GENILEM a accompagné la mise sur le marché de l’Ecobox. «Ils m’ont aidé à rédiger des fiches produits et à démarcher des revendeurs. Grâce à GENILEM, la fondation s’est rapidement professionnalisée.» Parmi les autres avantages de ce soutien, il met également en avant les nombreuses rencontres, les « stamm », avec d’autres entrepreneurs réalisés dans le cadre de l’association, ce qui lui a offert un premier réseau. «Le fait d’être soutenu par GENILEM a aussi apporté une certaine crédibilité à Summit Foundation, ce qui a facilité la recherche de partenaires.»

Aujourd’hui, Summit Foundation compte quatre salariés fixes et l’appui de 250 bénévoles par année. La fondation génère un chiffre d’affaires d’environ 500’000 francs qui se compose à 65% des ventes de produits et de services. Le reste vient de financements ponctuels pour des projets précis ainsi que du mécénat. Le premier partenaire a été la marque américaine spécialisée dans les sports de glisse Quicksilver en 2002.

Sensibiliser par la bande dessinée
Les produits et services proposés par la fondation se sont largement diversifiés depuis ses débuts.
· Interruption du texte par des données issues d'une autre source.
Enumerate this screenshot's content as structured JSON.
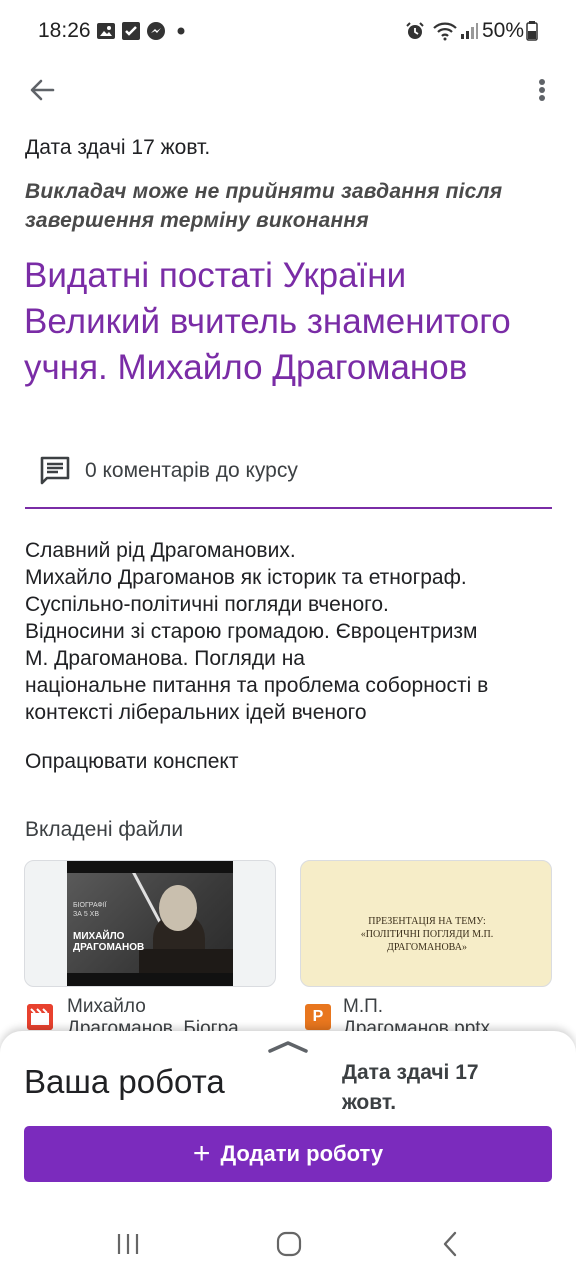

Plus de trois millions d’Ecobox ont été vendues à ce jour, essentiellement sur le marché suisse. De nombreuses entreprises et organismes publics ont sorti des éditions à leur nom, à l’instar des CFF ou de la ville d’Yverdon-les-Bains. En 2006, la fondation a également conçu une borne de tri verticale. «Elle permet de trier sept types de déchets de manière ludique. Dans les festivals comme le Montreux Jazz ou dans les communes qui ont installés ces bornes – par exemple Morges ou Aigle –, on a pu constater une qualité de tri de 93%.»

Depuis 2008, Summit Foundation propose aussi des ateliers et des activités pour les entreprises, en organisant par exemple des journées de ramassage de déchets à la montagne comme activité de teambuilding. Des centaines d’entreprises suisses ont ainsi bénéficié des services de la fondation. L’initiative qui a eu le plus grand impact a été la conception de bulles contenant des messages de sensibilisation en 2012. Représentées dans un style de bande-dessinée, ces bulles s’adressent aux skieurs sur un ton à la fois décalé et informatif pour les inciter à garder les pistes propres. Un exemple:  «Pufff ! Un mégot peut polluer jusqu’à 500 litres d’eau!». Les panneaux illustrés sont visibles dans plus de 70 stations de ski en Suisse, 15 campagnes différentes ayant été réalisées. Selon Laurent Thurnheer, un skieur sur deux en Suisse les voit pendant une saison.

Quel a été l’impact de presque 20 ans de sensibilisation de la part de Summit Foundation? «Je me souviens qu’au début, on nous a pris pour des extraterrestres. L’environnement ne faisait pas encore partie des préoccupations de la population.» Depuis quelques années, une vraie prise de conscience s’est révélée – ainsi, Laurent Thurnheer constate que beaucoup moins de déchets sont jetés volontairement en montagne. Les campagnes de sensibilisation ont également beaucoup évolué. «Au début, nos messages étaient plus directifs, davantage tournés vers les gestes à éviter. Aujourd’hui, nous les combinons plutôt avec des informations utiles et surprenantes, comme celles sur les mégots.»